(1972)
Dir - Chûsei Sone
Overall: MEH
Breaking away from the exclusive softcore aspects of his first few Roman Porno films for the Nikkatsu Corporation, director Chûsei Sone chose to adapt the famous Japanese kaidan "Botan Dōrō" with Hellish Love, (Seidan botan-dôrô, Erotic Story: The Peony Lantern, Erotic Bride from Hell). One of numerous screen versions of the story which concerns a doomed romance from beyond the grave, this one runs a brisk sixty-seven minutes in length and features exploitative nudity and sex, as was common for the pinku genre. Besides these differentiating aspects though, it is merely an adequate retelling of the familiar source material as opposed to something stylistically memorable. The brief moments of violence are singular from each other though, with
an early nightmare murder being shot in suggestive slow motion while the
finale finds a man literally slicing open a woman's throat after she
swallows money while both parties exhibit a cartoonish amount of greed.
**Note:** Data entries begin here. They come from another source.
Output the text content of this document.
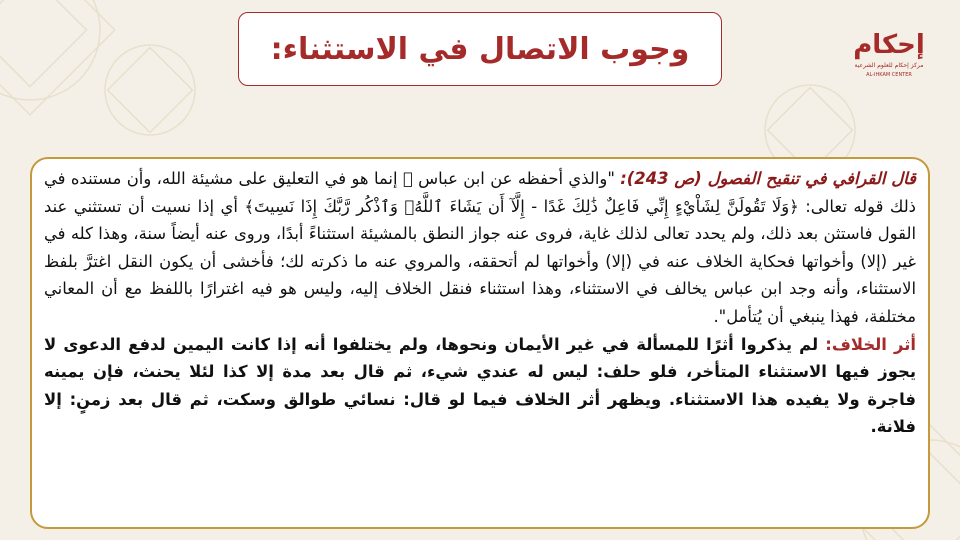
وجوب الاتصال في الاستثناء:	إحكام
مركز إحكام للعلوم الشرعية
AL-IHKAM CENTER

قال القرافي في تنقيح الفصول (ص 243): "والذي أحفظه عن ابن عباس ﷺ إنما هو في التعليق على مشيئة الله، وأن مستنده في ذلك قوله تعالى: ﴿وَلَا تَقُولَنَّ لِشَاْيْءٍ إِنِّي فَاعِلٌ ذَٰلِكَ غَدًا - إِلَّآ أَن يَشَاءَ ٱللَّهُۚ وَٱذْكُر رَّبَّكَ إِذَا نَسِيتَ﴾ أي إذا نسيت أن تستثني عند القول فاستثن بعد ذلك، ولم يحدد تعالى لذلك غاية، فروى عنه جواز النطق بالمشيئة استثناءً أبدًا، وروى عنه أيضاً سنة، وهذا كله في غير (إلا) وأخواتها فحكاية الخلاف عنه في (إلا) وأخواتها لم أتحققه، والمروي عنه ما ذكرته لك؛ فأخشى أن يكون النقل اغترَّ بلفظ الاستثناء، وأنه وجد ابن عباس يخالف في الاستثناء، وهذا استثناء فنقل الخلاف إليه، وليس هو فيه اغترارًا باللفظ مع أن المعاني مختلفة، فهذا ينبغي أن يُتأمل".

أثر الخلاف: لم يذكروا أثرًا للمسألة في غير الأيمان ونحوها، ولم يختلفوا أنه إذا كانت اليمين لدفع الدعوى لا يجوز فيها الاستثناء المتأخر، فلو حلف: ليس له عندي شيء، ثم قال بعد مدة إلا كذا لئلا يحنث، فإن يمينه فاجرة ولا يفيده هذا الاستثناء. ويظهر أثر الخلاف فيما لو قال: نسائي طوالق وسكت، ثم قال بعد زمنٍ: إلا فلانة.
Sone stages some standard yet effectively spooky elements when they are called for, but the pacing is idle and he seems far more concerned with delivering sweaty, overly dramatic sex scenes than anything more atmospherically chilling.
(1977)
Dir - Yûji Makiguchi
Overall: MEH
A nasty bit of exploitation from filmmaker Yûji Makiguchi, Nuns That Bite, (Onna gokumon-chô: Hikisakareta nisô, Torn Priestess), is a pinku/nunsploitation/cannibal/rape revenge hybrid whose primary focus is to showcase as much appalling rape, (is there any other kind?), as possible. This is done in service to an unforgiving narrative where women in an undisclosed period and location in Japan are brutalized by men to the point where they flee to a convent hidden deep within the mountains; a convent that is occupied exclusively by murderous "nuns" who engage in opium smoking, lesbianism, and eating the males that enter their domain after torturing and/or murdering them. Another alternate title for the movie would be Omino Can't Get a Break as poor Haruka Tajimai in the lead begins the film running away from her abusive pimp, (is there any other kind?), starving enough to eat scraps of thrown away food off of the floor, as two more mountain men rape her on the way to the convent, at which point the one guy that was nice to her shows up and is systematically beheaded as well. It all leads to a destructive climax where everyone is ranting and raving in pure madness, sending each other to hell as it were, which by the accounts which we have been presented, is a far better place than the real world.
(1979)
Dir - Arizal
Overall: MEH
More absurdity from Indonesia, Special Silencers, (Serbuan Halilintar), is an exploitation martial arts/horror mash-up that goes off the rails quickly and stays off the rails. Officially released anywhere between 1979 and 1982, (accounts vary), it is one of the more unusual entries in the prolific filmography of director Arizal who worked across several genres and delivers a ridiculous, gross-out, no-budget spectacle here. Hinging on the premise of a politically motivated black magician who punches his younger-looking grandfather in order to obtain pellets that when ingested will make people's stomachs burst open with red tentacles, it eventually morphs into one hyper-kinetic fight scene after the other. Seriously, they come with at most three minutes between them as every character on screen with no exception is of course skillfully adept at punching, kicking, and flipping around. It all creates a hilariously nonsensical tone that is punctuated by equally laugh-out-loud dialog and dangerous set pieces that can only happen in low-end productions like this which clearly had no safety representatives anywhere on location. Live snakes and rats get thrown at actors with reckless abandon, people are hung upside down, and star Barry Prima holds onto the bottom of a cruising truck. It grows numbingly stupid after awhile and the endless fight scenes are more boring than riveting, but it is admirably insane for fans of such nonsense.